Women's singles & doubles
- Highest ranking: 215 (WS 10 May 2018) 400 (WD 5 July 2018)
- BWF profile

Medal record
Women's badminton
Representing Mixed-NOCs
Youth Olympic Games
| Gold medal – first place | 2018 Buenos Aires | Mixed team |

= Ashwathi Pillai =

Swedish badminton player

Ashwathi Vinodh Pillai (born 14 July 2000) is a Swedish professional badminton player. She has participated in several national and international tournaments across Europe, and was part of the Alpha team which won the gold medal at the 2018 Summer Youth Olympics.

== Early life ==
Pillai was born to Gayathri and Vinod Pillai. She hails from a village near Thucklay in Kanyakumari, Tamil Nadu, India. She has one sibling, a brother. She studied at the National Public School, Bangalore, until class 4.

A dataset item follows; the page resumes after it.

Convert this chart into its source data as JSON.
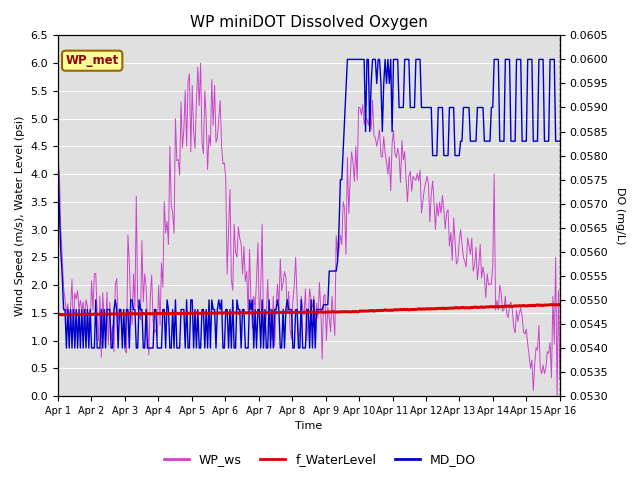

She was intrigued by badminton during her childhood as she watched her father play along with his friends. In 2009, the Pillai family moved to Sweden owing to her father's professional requirements. While in Sweden, she continued her schooling at Internationella Engelska Skolan. In her class 12, she studied math and biology. She takes inspiration from Carolina Marín, and is reported to admire actress Deepika Padukone.

== Career ==
Pillai started playing badminton at the age of seven. After moving to Sweden, she did not want to stop training. She entered the Täby badminton club under the coach Rio Willianto and joined the national training centre in Uppsala under the coach Anders Kristiansen. She is coached by Prakash Padukone at his academy in Bengaluru, India, for three weeks every year, and trained by Vimal Kumar and Yousaf Johari. She trains for at least three and a half hours a day, including training by physical trainers from Swedish National Sports Federation.

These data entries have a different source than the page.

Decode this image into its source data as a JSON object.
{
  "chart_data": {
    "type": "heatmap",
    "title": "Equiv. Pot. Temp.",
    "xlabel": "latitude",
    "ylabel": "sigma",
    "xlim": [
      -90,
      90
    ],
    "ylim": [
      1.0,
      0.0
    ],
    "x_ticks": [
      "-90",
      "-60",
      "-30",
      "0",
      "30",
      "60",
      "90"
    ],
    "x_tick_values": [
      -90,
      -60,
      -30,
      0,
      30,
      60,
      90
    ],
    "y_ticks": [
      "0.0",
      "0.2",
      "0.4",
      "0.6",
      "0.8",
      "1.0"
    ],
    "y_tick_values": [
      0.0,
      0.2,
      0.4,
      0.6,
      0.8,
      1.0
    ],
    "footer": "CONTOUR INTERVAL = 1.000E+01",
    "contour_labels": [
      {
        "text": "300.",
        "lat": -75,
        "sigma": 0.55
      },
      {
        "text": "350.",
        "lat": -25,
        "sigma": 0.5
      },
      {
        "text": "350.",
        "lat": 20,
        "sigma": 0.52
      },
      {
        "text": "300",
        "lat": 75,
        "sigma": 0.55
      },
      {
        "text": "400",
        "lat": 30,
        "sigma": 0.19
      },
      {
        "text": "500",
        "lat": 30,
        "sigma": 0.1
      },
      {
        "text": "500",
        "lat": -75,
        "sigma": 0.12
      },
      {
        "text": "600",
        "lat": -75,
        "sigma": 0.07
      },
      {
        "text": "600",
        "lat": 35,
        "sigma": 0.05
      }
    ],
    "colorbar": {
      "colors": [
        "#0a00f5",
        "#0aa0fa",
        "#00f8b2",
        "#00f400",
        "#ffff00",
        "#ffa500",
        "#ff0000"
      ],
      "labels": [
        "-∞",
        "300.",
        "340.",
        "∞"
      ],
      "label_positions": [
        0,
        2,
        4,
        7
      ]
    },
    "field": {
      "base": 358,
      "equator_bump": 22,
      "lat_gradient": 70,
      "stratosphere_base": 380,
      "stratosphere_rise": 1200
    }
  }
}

Pillai participated in several national and international tournaments such as European 8 Nations, Danish Junior International, Glasgow International Junior Championship, and Finnkampen in Helsinki. Later, Pillai was given admission into the National Sports Gymnasium for playing badminton.

Pillai's achievements at national and international tournaments is as follows:
- 2015 – Swedish national champion in U-15 category
- 2015 – Winner in singles at Swiss Junior Open
- 2016 – Runner-up in singles at Polish Junior International Championship
- 2017 – Made to quarterfinals of Bulgaria Open
- 2018 – Youngest-ever winner of the Swedish Senior National Championship (age 18)
- Youngest qualifier for the Swedish Elite class tournaments

== Awards and recognition ==
Pillai received the Prestigious Player of the Year award (Girls Junior) 2012–2013 in Stockholm with prize money. She also received a Bengt Erik Hoijers stipend for 2013 with prize money.